What do you all think about Billie and Daffy? In order to break them from brooding, I'd have to remove all the nest boxes which means everybody dumps eggs on the ground for two weeks. That's the only way I've broken Daffy before, and then she went back to it a month later. I feel bad for her; she would have been a better mother than Perky. I haven't taken the nests away, thinking that with Billie and Daffy also going after Dulcie, and Ari, it would be even worse for them. So, leave them brooding their invisible eggs or break their brooding (so they can be healthier since they are eating almost nothing) and possibly stir a hornet's nest with the others?

Also, some people say their hens grow feathers back but mine never do outside of the yearly molt. So, three of my hens are mostly naked from when they were with the roosters over a month ago now with no feathers coming in. When they were with the roosters, they had dresses/saddles but the cloth on their backs actually caused almost permanent balding there moreso than where the roosters stepped on either side of the almost useless dresses. Years ago, I had two roosters and three hens in a much smaller run, and nobody had dresses, and nobody was naked so each batch is birds is really different.

I know, I'm a horrible person for not killing the roosters and bully Perky. My mother did tell me, "Nobody will ever love you, not because you're ugly on the outside, lots of ugly people get married, but because you're ugly on the inside." Nobody included her. She taught me that she was always right. I guess she was my Perky! Miss you mom on Mother's Day! I know you would have killed the eggs Perky was incubating last year like you did for Pondet years ago, and I wouldn't have 10 chickens. Being right doesn't mean being nice.
 
Well, not that anybody cares, but things are better this morning. Perky isn't attacking Ariel since she's got those dumb plastic glasses on again which will eventually harm her. Ariel's bloody areas are now black instead of red which means no new pecking. I'm putting Vetericyn spray on the wounds. That stuff is great; I recommend it. Daffy and Billie are broody so it's like they don't exist. I'll keep it like that so Ariel can heal because they are both bullies too.
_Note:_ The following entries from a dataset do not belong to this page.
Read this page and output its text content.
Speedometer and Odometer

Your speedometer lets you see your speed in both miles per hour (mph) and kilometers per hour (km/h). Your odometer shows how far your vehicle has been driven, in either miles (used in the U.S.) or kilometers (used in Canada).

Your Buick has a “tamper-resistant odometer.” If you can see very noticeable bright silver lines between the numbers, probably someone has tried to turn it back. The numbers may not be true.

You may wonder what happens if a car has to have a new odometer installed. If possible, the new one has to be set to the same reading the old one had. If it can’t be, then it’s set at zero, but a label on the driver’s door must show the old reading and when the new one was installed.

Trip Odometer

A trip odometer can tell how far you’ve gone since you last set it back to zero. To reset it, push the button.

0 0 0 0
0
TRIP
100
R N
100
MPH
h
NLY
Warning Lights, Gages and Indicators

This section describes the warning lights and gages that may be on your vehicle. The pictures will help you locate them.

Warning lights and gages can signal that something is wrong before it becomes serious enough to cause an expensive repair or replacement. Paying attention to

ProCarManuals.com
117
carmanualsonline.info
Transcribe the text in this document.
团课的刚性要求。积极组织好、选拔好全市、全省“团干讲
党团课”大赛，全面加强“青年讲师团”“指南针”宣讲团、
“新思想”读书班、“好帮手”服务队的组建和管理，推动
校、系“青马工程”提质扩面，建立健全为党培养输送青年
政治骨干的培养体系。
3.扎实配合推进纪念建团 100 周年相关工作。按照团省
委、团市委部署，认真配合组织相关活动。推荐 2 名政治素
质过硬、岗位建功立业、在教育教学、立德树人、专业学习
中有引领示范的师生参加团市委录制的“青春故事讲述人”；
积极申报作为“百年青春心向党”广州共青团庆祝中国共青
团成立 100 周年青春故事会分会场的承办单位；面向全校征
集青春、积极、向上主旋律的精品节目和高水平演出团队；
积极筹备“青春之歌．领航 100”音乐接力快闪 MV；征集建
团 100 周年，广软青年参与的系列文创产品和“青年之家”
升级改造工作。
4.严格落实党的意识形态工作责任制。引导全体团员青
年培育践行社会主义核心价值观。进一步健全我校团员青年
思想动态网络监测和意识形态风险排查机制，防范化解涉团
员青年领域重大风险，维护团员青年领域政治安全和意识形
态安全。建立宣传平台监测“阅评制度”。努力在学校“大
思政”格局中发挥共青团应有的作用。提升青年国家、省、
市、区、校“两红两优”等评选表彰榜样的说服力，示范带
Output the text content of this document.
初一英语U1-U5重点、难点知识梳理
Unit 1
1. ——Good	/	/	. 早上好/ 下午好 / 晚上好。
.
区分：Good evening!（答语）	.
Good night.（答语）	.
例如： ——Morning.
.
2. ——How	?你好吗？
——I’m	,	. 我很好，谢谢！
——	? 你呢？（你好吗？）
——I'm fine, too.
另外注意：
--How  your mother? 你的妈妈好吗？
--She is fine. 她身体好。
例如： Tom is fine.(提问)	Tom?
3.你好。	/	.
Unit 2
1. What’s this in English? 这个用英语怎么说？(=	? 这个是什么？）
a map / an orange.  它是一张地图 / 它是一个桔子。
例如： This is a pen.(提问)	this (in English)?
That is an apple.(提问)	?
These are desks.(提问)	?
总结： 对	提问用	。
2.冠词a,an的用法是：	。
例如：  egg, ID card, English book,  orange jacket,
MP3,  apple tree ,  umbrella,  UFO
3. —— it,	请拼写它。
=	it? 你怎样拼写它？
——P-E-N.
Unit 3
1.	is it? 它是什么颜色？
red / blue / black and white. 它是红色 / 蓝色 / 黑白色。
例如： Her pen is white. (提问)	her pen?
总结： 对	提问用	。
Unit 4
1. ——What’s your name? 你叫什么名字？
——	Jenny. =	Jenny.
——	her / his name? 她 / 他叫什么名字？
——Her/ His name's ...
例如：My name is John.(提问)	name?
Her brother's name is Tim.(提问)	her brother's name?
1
Last night, during the mealworm feed, Georgia fell off his roost, and he got loose. I stayed calm and got him back inside. Since he's bullied when he comes off roost, he is no longer aggressive with me unless I actually dare to touch him. So, he's my buddy now. I hand feed him on roost. The other two sets of two roosters get along great with each other and don't fight at all. I just can't combine all five. So, I think I've done a good job finding a way to keep them all alive and as happy as possible (yes, Ariel is miserable but this is a new problem I'm working on). There is nobody who would adopt a rooster as a pet; they would all eat them. I think they are happy I chose life for them!